Debugging Kubernetes containers

24 / 9 / 2023  •  Daniel Garnier-Moiroux

The other day I was debugging a running Pod in a Kubernetes cluster, and I needed to look at the file layout. I run images built with buildpacks, and what actually goes into the image by default is outside my direct control, changes at runtime1, and is hard to find out just by looking at the buildpack code.

One can run a shell in the container, with a simple kubectl exec but that only works… if there is a shell in the running container. My container is built with the paketo tiny stack, so, no shell for me.

There’s a nifty kubectl debug capability, which creates an ephemeral container in your running pod. but it has limitations: for example, you’re not in the same process space as the running container, and you don’t have access to volume mounts.

Getting volume mounts

Just start another pod with the same volumes and volume mounts 😉

You can also start an ephemeral container with the same volume mounts, using the API server. This allows you to avoid restarting the pod or having to create a new:

# Target the right pod
NAMESPACE="<namespace in which the pod is running>"
POD="<pod name>"

# Start kubectl proxy to be able to talk to the API server
kubectl proxy --port=8001 &

# Prepare the patch body to update the running container
                "name": "debugger",
                "command": ["sh"],
                "image": "alpine:latest",
                "stdin": true,
                "tty": true,
                "volumeMounts": [
                    "mountPath": "/some/mount/path",
                    "name": "the-volume",
                    "readOnly": true

# Create an ephemeral container
curl "http://localhost:8001/api/v1/namespaces/${NAMESPACE}/pods/${POD}/ephemeralcontainers \
  -X PATCH \
  -H 'Content-Type: application/strateic-merge-patch+json' \
  -d "$PATCH_DATA"

# Run a shell in which you'll have access to "/some/mount/path"
kubectl exec -it -n ${NAMESPACE} ${POD} -c debugger -- /bin/sh

Inspecting the filesystem at runtime

But the above still gives you a new pod, which doesn’t have access to the root filesystem of the main container. You can access the process namespace of a running continer with kubectl debug --target=<container>, see kubernetes docs.

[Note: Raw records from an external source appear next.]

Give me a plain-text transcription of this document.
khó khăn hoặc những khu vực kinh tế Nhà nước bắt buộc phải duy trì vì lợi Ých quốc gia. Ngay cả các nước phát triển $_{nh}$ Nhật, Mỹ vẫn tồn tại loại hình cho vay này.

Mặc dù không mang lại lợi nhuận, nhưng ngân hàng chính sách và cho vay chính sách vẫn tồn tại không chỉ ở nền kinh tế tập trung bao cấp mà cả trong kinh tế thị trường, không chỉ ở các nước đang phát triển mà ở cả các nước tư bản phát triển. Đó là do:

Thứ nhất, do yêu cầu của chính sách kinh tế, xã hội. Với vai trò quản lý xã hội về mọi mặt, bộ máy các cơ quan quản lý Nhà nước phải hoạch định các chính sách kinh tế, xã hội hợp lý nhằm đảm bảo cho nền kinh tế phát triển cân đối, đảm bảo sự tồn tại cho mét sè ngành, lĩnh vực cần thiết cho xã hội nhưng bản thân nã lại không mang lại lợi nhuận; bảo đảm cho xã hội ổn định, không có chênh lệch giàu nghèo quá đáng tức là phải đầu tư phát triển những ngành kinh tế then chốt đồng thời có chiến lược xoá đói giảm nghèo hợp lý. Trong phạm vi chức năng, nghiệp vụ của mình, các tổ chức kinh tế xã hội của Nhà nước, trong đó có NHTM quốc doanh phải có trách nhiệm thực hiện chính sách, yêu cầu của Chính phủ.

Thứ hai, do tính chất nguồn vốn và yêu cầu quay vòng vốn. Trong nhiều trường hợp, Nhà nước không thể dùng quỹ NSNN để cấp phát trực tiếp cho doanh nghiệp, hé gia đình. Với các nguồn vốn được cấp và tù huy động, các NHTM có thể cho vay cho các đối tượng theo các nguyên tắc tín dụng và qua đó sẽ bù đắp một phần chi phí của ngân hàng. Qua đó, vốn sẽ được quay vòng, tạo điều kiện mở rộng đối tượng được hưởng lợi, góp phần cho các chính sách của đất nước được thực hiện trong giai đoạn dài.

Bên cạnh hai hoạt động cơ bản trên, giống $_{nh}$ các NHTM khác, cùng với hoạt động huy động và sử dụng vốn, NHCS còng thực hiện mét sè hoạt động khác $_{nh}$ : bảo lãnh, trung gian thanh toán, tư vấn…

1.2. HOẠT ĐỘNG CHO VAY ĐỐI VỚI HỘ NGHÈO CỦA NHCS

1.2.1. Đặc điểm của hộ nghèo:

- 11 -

This doesn’t work in all cases, as per the docs:

The --target parameter targets the process namespace of another container. It’s necessary here because kubectl run does not enable process namespace sharing in the pod it creates.

Note: The --target parameter must be supported by the Container Runtime. When not supported, the Ephemeral Container may not be started, or it may be started with an isolated process namespace so that ps does not reveal processes in other containers.

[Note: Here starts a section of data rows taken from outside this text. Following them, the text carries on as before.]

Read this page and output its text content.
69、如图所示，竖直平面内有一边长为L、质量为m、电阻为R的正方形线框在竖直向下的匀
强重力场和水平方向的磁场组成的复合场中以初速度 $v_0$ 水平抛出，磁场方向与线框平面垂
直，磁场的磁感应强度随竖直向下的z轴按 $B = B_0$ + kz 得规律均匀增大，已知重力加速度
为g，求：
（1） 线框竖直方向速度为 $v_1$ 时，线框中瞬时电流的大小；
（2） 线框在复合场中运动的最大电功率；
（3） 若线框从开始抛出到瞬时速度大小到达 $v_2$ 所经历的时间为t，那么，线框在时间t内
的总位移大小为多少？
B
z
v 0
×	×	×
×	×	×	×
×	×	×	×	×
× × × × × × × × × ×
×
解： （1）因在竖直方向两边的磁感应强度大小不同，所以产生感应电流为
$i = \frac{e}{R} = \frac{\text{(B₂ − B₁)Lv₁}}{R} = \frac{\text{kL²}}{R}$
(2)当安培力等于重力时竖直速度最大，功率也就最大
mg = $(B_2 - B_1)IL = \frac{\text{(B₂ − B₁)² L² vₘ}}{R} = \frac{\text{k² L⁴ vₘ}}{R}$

You can find the filesystem of the running container under /proc/1/root. You may get a “permission denied” error, in case the container doesn’t run with user 0 (root) and group root. This StackOverflow Answer shows how to create a user, add it to a group running the command, and read the root FS.

Provided you have root permissions, you may be able to impersonate the user running the command, e.g.

# Find the user running the command in the main container
ps -o user,group,comm,args

# output example:
# 1001     2001     dex              dex serve /config/dex-config.yml
# root     root     sh               sh
# root     root     ps               ps -o user,group,comm,args
# Here the userid is 1001, groupid = 2001

# Add a group with ID 2001:
addgroup -g 2001 debug-group

# Add a user with ID 1001, in group 2001, passwordless
addgroup -D -u 1001 -G 2001 debug-group debug-user

# su into it, and watch the original filesystem:
su debug-user
ls /proc/1/root/

Inspecting the filesystem at runtime - with node access!

Edit 2023-10-03: user @clementnuss pointed out it can be simple with access to the Node running the Pod. First get into the Node, for example with Kind:

docker exec -it kind-control-plane /bin/bash

Then from there, you’ll be doing something similar of what you’ve been doing above, but this time we’ll use another utility, nsenter:

# Grab process id
ps -axo pid,user,group,comm,args

# output example
# 1786  1001     root     dex             dex serve /config/dex-config.yml
# ...

# Run commands in that namespace
nsenter --target 1786 ls /proc/1786/root

# Or even run a full shell
nsenter --target 1786 /bin/bash

Hope this helps :)

  1. for example, the paketo ca-certificates buildpack will look at certificates mounted at a certain location, and copy them to /etc/ssl, at container boot time.

    If you also have the paketo libjvm buildpack, then those certificates are added to the system JVM truststore. This depends on build-time AND run-time conditions. Pretty hard to figure out what is where unless you look at the actual running image.